Status of the Higgs Singlet Extension of the Standard Model after LHC Run 1

TL;DR

This paper reviews the current theoretical and experimental constraints on the Higgs singlet extension of the Standard Model, analyzing different mass scenarios for the second Higgs boson and assessing future collider prospects.

Contribution

It provides a comprehensive analysis of constraints on the Higgs singlet extension, including collider data, theoretical bounds, and high-scale stability, covering all possible second Higgs mass ranges.

Findings

Identifies the most restrictive constraints in different parameter regions.

Analyzes the impact of high-scale stability and perturbativity.

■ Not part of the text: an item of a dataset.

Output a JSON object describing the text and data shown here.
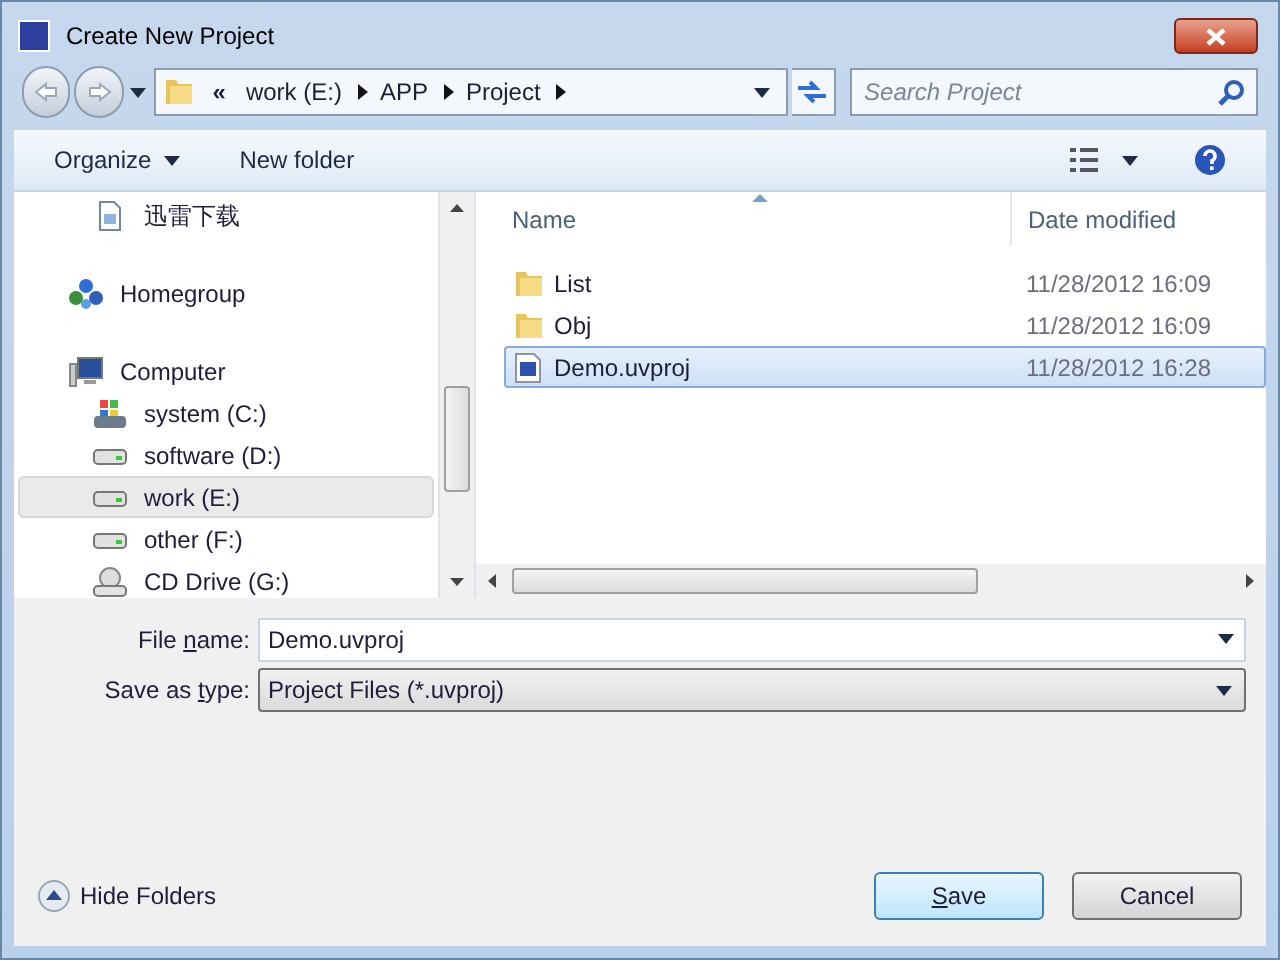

Discusses collider phenomenology and future discovery prospects.

Abstract

We discuss the current status of theoretical and experimental constraints on the real Higgs singlet extension of the Standard Model. For the second neutral (non-standard) Higgs boson we consider the full mass range from 1 GeV to 1 TeV accessible at past and current collider experiments. We separately discuss three scenarios, namely, the case where the second Higgs boson is lighter than, approximately equal to, or heavier than the discovered Higgs state at around 125 GeV. We investigate the impact of constraints from perturbative unitarity, electroweak precision data with a special focus on higher order contributions to the W boson mass, perturbativity of the couplings as well as vacuum stability. The latter two are tested up to a scale of 4 x 10^10 GeV using renormalization group equations. Direct collider constraints from Higgs signal rate measurements at the LHC and 95% C.L. exclusion limits from Higgs searches at LEP, Tevatron and LHC are included via the public codes HiggsSignals and HiggsBounds, respectively. We identify the strongest constraints in the different regions of parameter space. We comment on the collider phenomenology of the remaining viable parameter space and the prospects for a future discovery or exclusion at the LHC.